Doch zum Inhalt: Die Texte sind so geordnet, dass der Leser mit dem kürzesten Beitrag von Hans Ulrich Obrist – das Preface – in der Welt der aktuellen spatial practice willkommen geheißen und mit dem längsten Textbeitrag von Michael Hirsch sowie zu guter Letzt mit einem kollaborativen Projekt der Architektin Céline Condorelli und der Künstlerin Beatrice Gibson über Mumbai entlassen wird. Der einführende Text der Herausgeber und der prägnante Beitrag Shumon Basars über den professionellen Amateur sind schnell gelesen und führen gut in die Thematik ein. Danach folgen mehrere Artikel mit verschiedenen Blickwinkeln auf aktuelle Themen der Architektur. Um nur einige der vielfältigen Beiträge zu erwähnen: Keller Easterling beschreibt Architektur und Urbanismus als mögliche Werkzeuge eines politischen Aktivismus; ein Interview mit Rebecca Gomberts (woman on waves) über die von ihr initiierten schwimmenden Abtreibungskliniken befasst sich mit Strategien des Sichtbar-Machens unscharfer, rechtlicher Räume; Matthew Murphy gibt flüchtige Eindrücke einer zukünftigen Architektur, er spricht über Methoden der Kontrolle und Ungehorsamkeit anhand neuer technologischer Entwicklungen; es findet sich auch ein Artikel von Peter Weibel über das Museum der Zukunft; und Eyal Weizman berichtet – wie gewohnt exzellent – diesmal über die Evakuierung israelischer Siedlungen und dem daraus entstehenden Konflikt über die Nachnutzung ebendieser räumlichen Strukturen. Dazwischen finden sich zwei von den Herausgebern kommentierte Fotostrecken: die eine von Armin Linke, die andere von Bas Princen.

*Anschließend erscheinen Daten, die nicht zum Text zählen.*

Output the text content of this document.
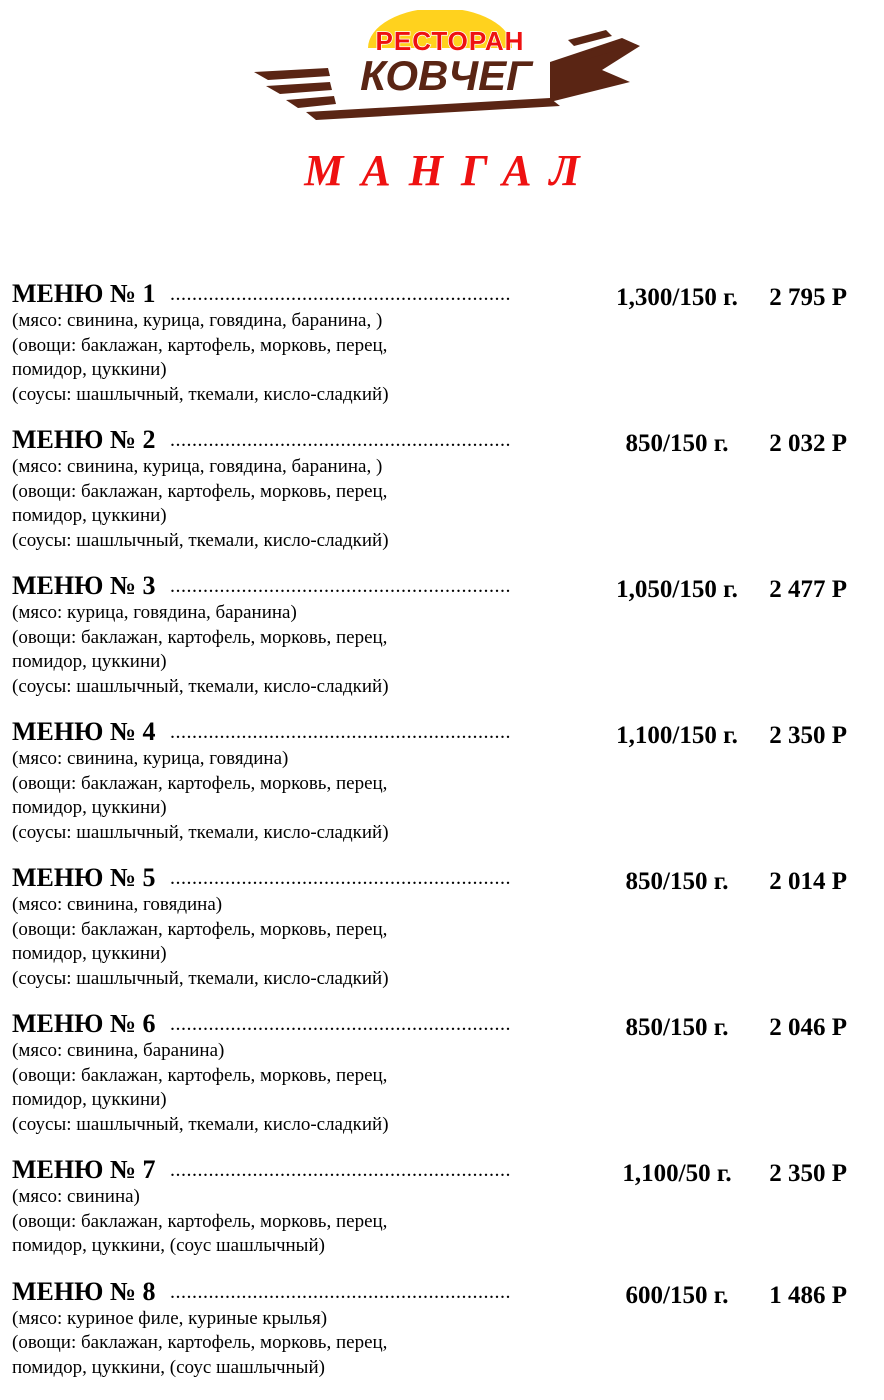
КОВЧЕГ
РЕСТОРАН
МАНГАЛ
МЕНЮ № 1 ..............................................................	1,300/150 г.	2 795 Р
(мясо: свинина, курица, говядина, баранина, )
(овощи: баклажан, картофель, морковь, перец,
помидор, цуккини)
(соусы: шашлычный, ткемали, кисло-сладкий)
МЕНЮ № 2 ..............................................................	850/150 г.	2 032 Р
(мясо: свинина, курица, говядина, баранина, )
(овощи: баклажан, картофель, морковь, перец,
помидор, цуккини)
(соусы: шашлычный, ткемали, кисло-сладкий)
МЕНЮ № 3 ..............................................................	1,050/150 г.	2 477 Р
(мясо: курица, говядина, баранина)
(овощи: баклажан, картофель, морковь, перец,
помидор, цуккини)
(соусы: шашлычный, ткемали, кисло-сладкий)
МЕНЮ № 4 ..............................................................	1,100/150 г.	2 350 Р
(мясо: свинина, курица, говядина)
(овощи: баклажан, картофель, морковь, перец,
помидор, цуккини)
(соусы: шашлычный, ткемали, кисло-сладкий)
МЕНЮ № 5 ..............................................................	850/150 г.	2 014 Р
(мясо: свинина, говядина)
(овощи: баклажан, картофель, морковь, перец,
помидор, цуккини)
(соусы: шашлычный, ткемали, кисло-сладкий)
МЕНЮ № 6 ..............................................................	850/150 г.	2 046 Р
(мясо: свинина, баранина)
(овощи: баклажан, картофель, морковь, перец,
помидор, цуккини)
(соусы: шашлычный, ткемали, кисло-сладкий)
МЕНЮ № 7 ..............................................................	1,100/50 г.	2 350 Р
(мясо: свинина)
(овощи: баклажан, картофель, морковь, перец,
помидор, цуккини, (соус шашлычный)
МЕНЮ № 8 ..............................................................	600/150 г.	1 486 Р
(мясо: куриное филе, куриные крылья)
(овощи: баклажан, картофель, морковь, перец,
помидор, цуккини, (соус шашлычный)
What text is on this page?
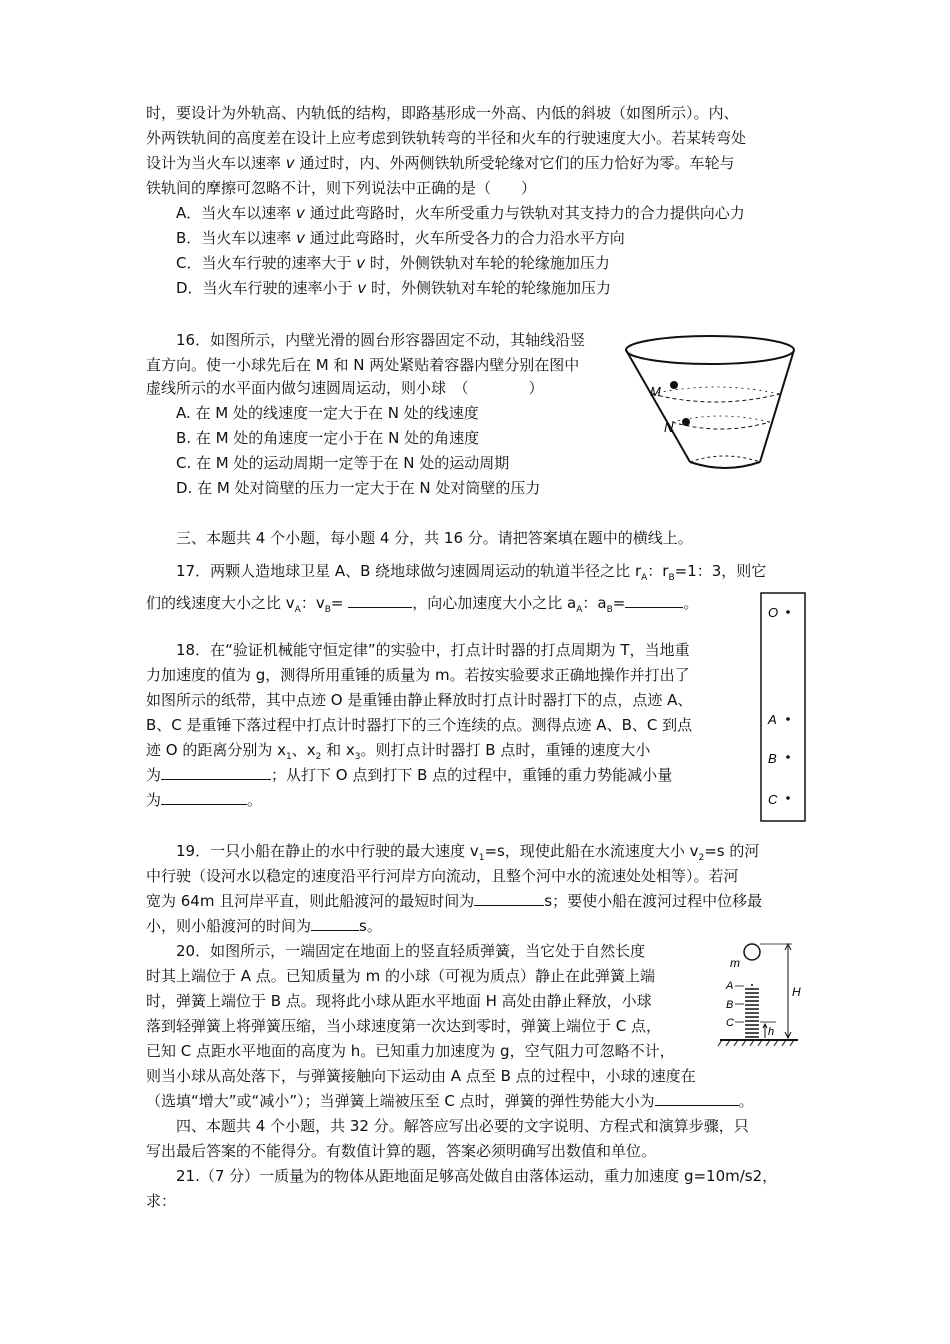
时，要设计为外轨高、内轨低的结构，即路基形成一外高、内低的斜坡（如图所示）。内、
外两铁轨间的高度差在设计上应考虑到铁轨转弯的半径和火车的行驶速度大小。若某转弯处
设计为当火车以速率 v 通过时，内、外两侧铁轨所受轮缘对它们的压力恰好为零。车轮与
铁轨间的摩擦可忽略不计，则下列说法中正确的是（　　）
A．当火车以速率 v 通过此弯路时，火车所受重力与铁轨对其支持力的合力提供向心力
B．当火车以速率 v 通过此弯路时，火车所受各力的合力沿水平方向
C．当火车行驶的速率大于 v 时，外侧铁轨对车轮的轮缘施加压力
D．当火车行驶的速率小于 v 时，外侧铁轨对车轮的轮缘施加压力
16．如图所示，内壁光滑的圆台形容器固定不动，其轴线沿竖
直方向。使一小球先后在 M 和 N 两处紧贴着容器内壁分别在图中
虚线所示的水平面内做匀速圆周运动，则小球　（　　　　）
A. 在 M 处的线速度一定大于在 N 处的线速度
B. 在 M 处的角速度一定小于在 N 处的角速度
C. 在 M 处的运动周期一定等于在 N 处的运动周期
D. 在 M 处对筒壁的压力一定大于在 N 处对筒壁的压力
M
N
三、本题共 4 个小题，每小题 4 分，共 16 分。请把答案填在题中的横线上。
17．两颗人造地球卫星 A、B 绕地球做匀速圆周运动的轨道半径之比 $r_A$：$r_B=1$：3，则它
们的线速度大小之比 $v_A$：$v_B=$	，向心加速度大小之比 $a_A$：$a_B=$	。
18．在“验证机械能守恒定律”的实验中，打点计时器的打点周期为 T，当地重
力加速度的值为 g，测得所用重锤的质量为 m。若按实验要求正确地操作并打出了
如图所示的纸带，其中点迹 O 是重锤由静止释放时打点计时器打下的点，点迹 A、
B、C 是重锤下落过程中打点计时器打下的三个连续的点。测得点迹 A、B、C 到点
迹 O 的距离分别为 $x_1$、$x_2$ 和 $x_3$。则打点计时器打 B 点时，重锤的速度大小
为	；从打下 O 点到打下 B 点的过程中，重锤的重力势能减小量
为	。
O
A
B
C
19．一只小船在静止的水中行驶的最大速度 $v_1=s$，现使此船在水流速度大小 $v_2=s$ 的河
中行驶（设河水以稳定的速度沿平行河岸方向流动，且整个河中水的流速处处相等）。若河
宽为 64m 且河岸平直，则此船渡河的最短时间为	s；要使小船在渡河过程中位移最
小，则小船渡河的时间为	s。
20．如图所示，一端固定在地面上的竖直轻质弹簧，当它处于自然长度
时其上端位于 A 点。已知质量为 m 的小球（可视为质点）静止在此弹簧上端
时，弹簧上端位于 B 点。现将此小球从距水平地面 H 高处由静止释放，小球
落到轻弹簧上将弹簧压缩，当小球速度第一次达到零时，弹簧上端位于 C 点，
已知 C 点距水平地面的高度为 h。已知重力加速度为 g，空气阻力可忽略不计，
则当小球从高处落下，与弹簧接触向下运动由 A 点至 B 点的过程中，小球的速度在
（选填“增大”或“减小”）；当弹簧上端被压至 C 点时，弹簧的弹性势能大小为	。
m
A
B
C
H
h
四、本题共 4 个小题，共 32 分。解答应写出必要的文字说明、方程式和演算步骤，只
写出最后答案的不能得分。有数值计算的题，答案必须明确写出数值和单位。
21.（7 分）一质量为的物体从距地面足够高处做自由落体运动，重力加速度 g=10m/s2，
求：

Mit dem Titel des Buches, der wohl für manche ArchitekturkollegInnen irreführend sein mag, assoziiere ich auch noch etwas anderes: Slavoj Zizeks Buch Did somebody say Totalitarianism? Five Interventions in the (Mis)use of a Notion (2001). In diesem Sinne lehnt sich das Buch auch an das Theoriegebäude des slowenischen Philosophen an, der erst kürzlich in der New York Times einen Text über die Verteidiger des Glaubens publizierte. Darin plädiert Zizek in seiner Analyse des westlichen Liberalismus und des dominierenden, religiös gefärbten Toleranzbegriffes für einen radikalen Atheismus; er plädiert dafür den Glauben zu verlieren. Und genau das haben die KollegInnen in diesem Buch verstanden: Sie haben den Glauben an die Architektur verloren und dadurch die Möglichkeit erhalten, das enorme Wissen einer räumlichen Praxis für eine reflektierte Entwicklung der Gesellschaft einzusetzen; das ermöglicht ihnen auch als ArchitektInnen und RaumproduzentInnen wieder politisch zu agieren.
Andreas Rumpfhuber is an architect and researcher in Vienna.